As he mounted his bike, she finally asked, “You OK?”
“Yeah.”
It was hard to believe that only a half hour ago he had been so excited about his bug-turd art project. He had thought he was such hot shit. Now it all felt like a waste of time. He shook it off. Don’t think. Just do.
* * *
Half an hour after they started, Shelley gave the all-clear. By the time the reporters and their cameras had started showing up, most of the bikers were down, gathering near their hangar, checking their equipment. Geoff coasted to a stop and launched himself off his bike. He ached. He could smell his own sour stink, and though slimed in sweat, he was shivering. Dully, he wondered if his climate controls were malfunctioning. He shuffled clumsily over to the crater lip, near where he and Carl had been standing less than an hour before, and leaned over, hands on his thighs.
When he straightened, the mist in the crater was clearing. The pale sun rose low over the horizon in the southwest, and cast long shadows across the still steaming wreckage. The stars faded from view. The crater floor was covered in a graphite slick, with neatly spaced blocks on top in yellow, red, and an assortment of metallic hues. In the crater’s middle was a lump of dirty ice about half the size of what they had had before the delivery.

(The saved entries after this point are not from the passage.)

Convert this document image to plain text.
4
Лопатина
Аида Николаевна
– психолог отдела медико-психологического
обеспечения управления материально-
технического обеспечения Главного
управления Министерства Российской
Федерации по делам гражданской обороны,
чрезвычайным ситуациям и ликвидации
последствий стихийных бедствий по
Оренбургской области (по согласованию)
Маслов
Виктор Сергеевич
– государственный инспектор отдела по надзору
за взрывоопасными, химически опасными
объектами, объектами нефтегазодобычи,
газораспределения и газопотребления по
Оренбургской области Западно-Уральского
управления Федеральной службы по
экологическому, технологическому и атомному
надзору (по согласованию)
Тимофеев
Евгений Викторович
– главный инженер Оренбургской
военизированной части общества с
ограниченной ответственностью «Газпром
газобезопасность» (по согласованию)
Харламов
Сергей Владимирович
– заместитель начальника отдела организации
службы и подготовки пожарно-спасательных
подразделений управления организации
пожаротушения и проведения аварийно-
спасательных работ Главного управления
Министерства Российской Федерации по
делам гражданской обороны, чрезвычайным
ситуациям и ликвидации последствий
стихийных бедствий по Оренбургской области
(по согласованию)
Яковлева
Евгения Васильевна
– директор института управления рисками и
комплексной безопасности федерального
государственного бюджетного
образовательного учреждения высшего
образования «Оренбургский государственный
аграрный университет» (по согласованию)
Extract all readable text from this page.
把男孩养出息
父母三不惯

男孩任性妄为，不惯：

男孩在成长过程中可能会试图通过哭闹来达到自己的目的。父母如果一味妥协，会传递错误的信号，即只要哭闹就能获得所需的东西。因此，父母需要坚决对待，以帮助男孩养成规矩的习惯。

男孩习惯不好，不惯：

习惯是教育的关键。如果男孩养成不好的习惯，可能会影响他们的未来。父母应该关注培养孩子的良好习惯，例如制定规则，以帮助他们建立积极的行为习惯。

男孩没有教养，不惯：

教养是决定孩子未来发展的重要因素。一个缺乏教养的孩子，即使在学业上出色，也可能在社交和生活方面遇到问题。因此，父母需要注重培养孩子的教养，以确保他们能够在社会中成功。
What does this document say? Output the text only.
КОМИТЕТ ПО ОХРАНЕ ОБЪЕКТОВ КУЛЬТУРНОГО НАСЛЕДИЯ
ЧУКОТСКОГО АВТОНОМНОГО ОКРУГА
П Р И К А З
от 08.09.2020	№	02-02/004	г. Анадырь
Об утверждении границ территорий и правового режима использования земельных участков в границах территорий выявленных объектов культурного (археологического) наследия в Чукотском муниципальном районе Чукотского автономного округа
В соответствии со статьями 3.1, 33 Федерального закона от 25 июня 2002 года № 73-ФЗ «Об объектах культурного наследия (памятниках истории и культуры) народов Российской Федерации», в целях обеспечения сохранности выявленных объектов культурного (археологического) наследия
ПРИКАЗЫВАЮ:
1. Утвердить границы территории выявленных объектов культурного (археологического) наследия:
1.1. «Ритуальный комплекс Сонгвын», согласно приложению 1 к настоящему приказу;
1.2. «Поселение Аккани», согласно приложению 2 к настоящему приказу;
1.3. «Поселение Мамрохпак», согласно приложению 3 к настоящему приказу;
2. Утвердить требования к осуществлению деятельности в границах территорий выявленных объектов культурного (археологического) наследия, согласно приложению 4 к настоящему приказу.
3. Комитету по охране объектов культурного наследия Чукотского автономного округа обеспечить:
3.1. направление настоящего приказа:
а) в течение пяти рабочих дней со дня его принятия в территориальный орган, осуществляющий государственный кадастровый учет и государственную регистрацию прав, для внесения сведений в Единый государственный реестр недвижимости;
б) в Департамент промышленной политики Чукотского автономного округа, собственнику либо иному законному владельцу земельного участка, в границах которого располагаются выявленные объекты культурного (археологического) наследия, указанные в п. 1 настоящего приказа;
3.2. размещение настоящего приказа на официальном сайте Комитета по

A couple weeks’ worth, maybe. No more.
Amaya came up next to him; he recognized the stickers on her suit sleeve. He could not see her face well. But he knew what she was thinking. “There’s always other shipments coming Down,” he said. “My mom says Commissioner Navio is a genius at making the ice last. We’ll get more in soon. It’ll be OK.”
“Yeah,” she said.
Shelley alighted next to them, and slapped Geoff and Amaya on the back. “You all saved us. Good work.” She bounded off toward the warehouses. By then, Kamal and Ian had found them.